The crisis, the fucking crisis, over and over. Now it’s come to the point where they had to close down a dog hatch (basically a McDrive, except that it’s the other way around and the critters are still alive) they just opened in Dallgow-Doberitz because the animal benefactors couldn’t accommodate the masses of dogs people wanted to get rid of. But what about children? I mean the human kind. Who cares about them?
We do. That’s why we talked to Mrs. Werner, who’s in charge of the Berlin baby hatch at Vivantes hospital in Neukölln. She told us everything we needed to know about the consequences of the crisis on the already desolate situation in Berlin.
Vice: Hello, is the worldwide crisis increasing the number of babies disposed of in the baby hatch?
Frau Werner: Ha, well, not really. I mean even before the crisis we didn’t have nearly as many babies coming in through the hatch as the media made everyone believe. Besides, Neukölln is a pretty poor neighborhood anyways, so the crisis doesn’t really make a difference.
So how many kids do you get on average?
Mm, in the three years since I started working it was like three babies.
No, and I’m glad about that.
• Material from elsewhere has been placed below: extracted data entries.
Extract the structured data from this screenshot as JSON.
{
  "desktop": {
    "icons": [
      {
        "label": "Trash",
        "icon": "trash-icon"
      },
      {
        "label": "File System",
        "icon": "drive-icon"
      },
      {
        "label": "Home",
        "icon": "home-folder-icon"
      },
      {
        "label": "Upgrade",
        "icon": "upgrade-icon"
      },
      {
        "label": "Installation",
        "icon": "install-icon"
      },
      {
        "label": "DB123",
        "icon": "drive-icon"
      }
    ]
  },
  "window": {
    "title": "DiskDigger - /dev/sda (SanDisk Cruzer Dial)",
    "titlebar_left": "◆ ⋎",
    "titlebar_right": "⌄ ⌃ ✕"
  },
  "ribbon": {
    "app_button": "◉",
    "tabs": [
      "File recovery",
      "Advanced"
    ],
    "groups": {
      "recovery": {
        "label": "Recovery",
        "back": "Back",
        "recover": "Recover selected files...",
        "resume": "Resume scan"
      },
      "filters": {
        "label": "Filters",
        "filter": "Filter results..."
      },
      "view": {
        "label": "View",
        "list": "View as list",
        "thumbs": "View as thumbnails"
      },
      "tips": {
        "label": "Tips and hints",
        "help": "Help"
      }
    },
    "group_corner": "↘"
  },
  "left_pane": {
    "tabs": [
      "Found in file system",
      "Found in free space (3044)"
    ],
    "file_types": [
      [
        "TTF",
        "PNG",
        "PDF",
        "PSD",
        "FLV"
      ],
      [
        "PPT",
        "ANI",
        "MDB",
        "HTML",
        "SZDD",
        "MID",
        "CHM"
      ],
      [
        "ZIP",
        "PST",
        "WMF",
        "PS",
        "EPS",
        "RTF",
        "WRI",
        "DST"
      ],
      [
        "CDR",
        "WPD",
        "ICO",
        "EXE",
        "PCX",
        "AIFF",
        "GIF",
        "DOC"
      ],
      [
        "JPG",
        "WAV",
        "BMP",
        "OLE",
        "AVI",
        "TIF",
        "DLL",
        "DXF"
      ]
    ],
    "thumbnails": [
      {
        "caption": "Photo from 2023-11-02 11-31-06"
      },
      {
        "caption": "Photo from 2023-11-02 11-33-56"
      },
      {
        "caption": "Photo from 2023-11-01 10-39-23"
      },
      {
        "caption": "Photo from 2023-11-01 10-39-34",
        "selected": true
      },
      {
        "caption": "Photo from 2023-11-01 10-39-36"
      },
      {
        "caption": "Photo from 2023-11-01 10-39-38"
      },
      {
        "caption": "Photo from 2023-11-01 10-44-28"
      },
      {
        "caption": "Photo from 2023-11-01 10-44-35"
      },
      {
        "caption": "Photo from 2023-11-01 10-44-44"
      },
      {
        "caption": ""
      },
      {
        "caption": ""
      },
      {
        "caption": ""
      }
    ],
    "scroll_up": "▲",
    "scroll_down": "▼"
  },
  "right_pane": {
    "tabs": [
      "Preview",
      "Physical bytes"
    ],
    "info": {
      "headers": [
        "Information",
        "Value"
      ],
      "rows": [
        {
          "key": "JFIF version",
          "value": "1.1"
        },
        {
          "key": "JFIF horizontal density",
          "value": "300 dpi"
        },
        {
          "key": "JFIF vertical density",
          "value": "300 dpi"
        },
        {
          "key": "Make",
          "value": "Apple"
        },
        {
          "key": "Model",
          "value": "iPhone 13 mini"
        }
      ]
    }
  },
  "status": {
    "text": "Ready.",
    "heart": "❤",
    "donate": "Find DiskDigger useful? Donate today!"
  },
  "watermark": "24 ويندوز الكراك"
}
The media always push this thing so much and then people believe we have mothers queuing up in front of the baby hatch to get rid of their children. That’s far from the truth though.
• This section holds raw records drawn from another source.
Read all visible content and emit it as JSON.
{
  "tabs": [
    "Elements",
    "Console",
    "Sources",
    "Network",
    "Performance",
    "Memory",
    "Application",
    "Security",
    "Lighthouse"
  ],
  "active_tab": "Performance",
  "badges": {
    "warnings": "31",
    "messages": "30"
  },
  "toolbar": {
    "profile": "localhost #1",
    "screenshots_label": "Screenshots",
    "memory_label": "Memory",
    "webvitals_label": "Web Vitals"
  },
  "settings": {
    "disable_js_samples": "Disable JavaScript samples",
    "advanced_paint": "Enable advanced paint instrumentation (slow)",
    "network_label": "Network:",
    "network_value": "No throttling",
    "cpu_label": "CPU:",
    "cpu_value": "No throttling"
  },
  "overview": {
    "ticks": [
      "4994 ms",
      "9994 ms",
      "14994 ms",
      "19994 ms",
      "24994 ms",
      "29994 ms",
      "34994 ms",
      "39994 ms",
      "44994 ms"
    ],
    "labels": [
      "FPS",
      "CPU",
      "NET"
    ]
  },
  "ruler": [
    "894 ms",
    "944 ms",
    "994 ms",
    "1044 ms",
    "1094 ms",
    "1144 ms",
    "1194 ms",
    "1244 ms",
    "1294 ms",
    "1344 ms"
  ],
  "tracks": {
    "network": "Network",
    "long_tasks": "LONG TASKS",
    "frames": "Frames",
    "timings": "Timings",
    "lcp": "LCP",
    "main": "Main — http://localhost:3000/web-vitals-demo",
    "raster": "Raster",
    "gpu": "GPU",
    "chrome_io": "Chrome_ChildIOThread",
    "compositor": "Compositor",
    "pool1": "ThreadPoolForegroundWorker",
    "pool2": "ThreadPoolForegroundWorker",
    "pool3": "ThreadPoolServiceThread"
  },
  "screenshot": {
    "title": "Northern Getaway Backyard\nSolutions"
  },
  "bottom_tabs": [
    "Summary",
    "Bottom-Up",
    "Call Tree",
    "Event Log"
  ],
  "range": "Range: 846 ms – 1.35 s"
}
When was the last time, someone left a baby there?
Let me think. If I’m not mistaken that must have been around May. So that was the only “crisis-kid” if you want it that way.
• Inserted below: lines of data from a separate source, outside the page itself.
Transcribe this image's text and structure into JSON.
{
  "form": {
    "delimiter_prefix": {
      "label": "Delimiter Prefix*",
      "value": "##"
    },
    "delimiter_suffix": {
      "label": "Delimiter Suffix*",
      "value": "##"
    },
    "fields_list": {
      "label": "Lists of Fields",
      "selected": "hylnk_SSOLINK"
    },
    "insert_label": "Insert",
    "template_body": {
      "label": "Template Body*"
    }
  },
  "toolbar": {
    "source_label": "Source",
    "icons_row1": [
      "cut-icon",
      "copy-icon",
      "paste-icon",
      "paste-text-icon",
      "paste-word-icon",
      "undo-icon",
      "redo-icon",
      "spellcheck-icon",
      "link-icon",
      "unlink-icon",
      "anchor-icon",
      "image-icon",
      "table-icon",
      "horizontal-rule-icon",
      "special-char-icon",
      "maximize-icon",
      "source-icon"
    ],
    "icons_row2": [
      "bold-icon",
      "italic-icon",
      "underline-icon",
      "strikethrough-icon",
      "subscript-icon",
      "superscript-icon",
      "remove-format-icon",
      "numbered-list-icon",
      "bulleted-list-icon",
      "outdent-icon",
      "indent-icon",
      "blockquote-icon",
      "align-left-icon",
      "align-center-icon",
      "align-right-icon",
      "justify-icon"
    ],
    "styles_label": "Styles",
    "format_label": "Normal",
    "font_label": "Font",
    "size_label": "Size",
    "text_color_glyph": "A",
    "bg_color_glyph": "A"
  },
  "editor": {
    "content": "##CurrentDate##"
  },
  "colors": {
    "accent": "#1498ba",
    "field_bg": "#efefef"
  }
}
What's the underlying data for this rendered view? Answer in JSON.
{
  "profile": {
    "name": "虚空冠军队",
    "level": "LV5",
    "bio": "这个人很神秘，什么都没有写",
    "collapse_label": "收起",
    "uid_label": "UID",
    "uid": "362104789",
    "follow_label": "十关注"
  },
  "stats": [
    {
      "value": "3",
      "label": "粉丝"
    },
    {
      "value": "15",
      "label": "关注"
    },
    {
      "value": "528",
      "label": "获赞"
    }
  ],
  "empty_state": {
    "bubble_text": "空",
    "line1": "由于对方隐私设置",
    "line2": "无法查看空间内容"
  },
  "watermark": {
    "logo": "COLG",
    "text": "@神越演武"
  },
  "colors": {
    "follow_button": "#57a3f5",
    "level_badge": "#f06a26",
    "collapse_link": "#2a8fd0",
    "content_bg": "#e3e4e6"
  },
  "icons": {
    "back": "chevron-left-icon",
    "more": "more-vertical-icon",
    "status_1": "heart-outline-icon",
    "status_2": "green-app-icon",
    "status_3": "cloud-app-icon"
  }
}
So you can’t necessarily call it a trend…
No. Even if they like putting it that way, that’s not the truth. One time we had a school class from England come over to check out the hatch. They were all hoping to witness how a child is left in the baby hatch, but they could have just stayed at home and looked at pictures of the baby hatch on the internet rather than standing around here and looking at it.
But the hatch remains open 24/7?
Yeah, always. Night and day, in case someone wants to get rid of a baby.
And what happens next?
There’s a signal that gives the mother enough time to walk away without being seen. Then we call a nurse and let a doctor examine the baby. He checks if everything is fine or if the baby has any infections. If everything is good, we’ve done our part and hand the child over to authorities. What happens then is not our business anymore. I don’t have a clue to be honest.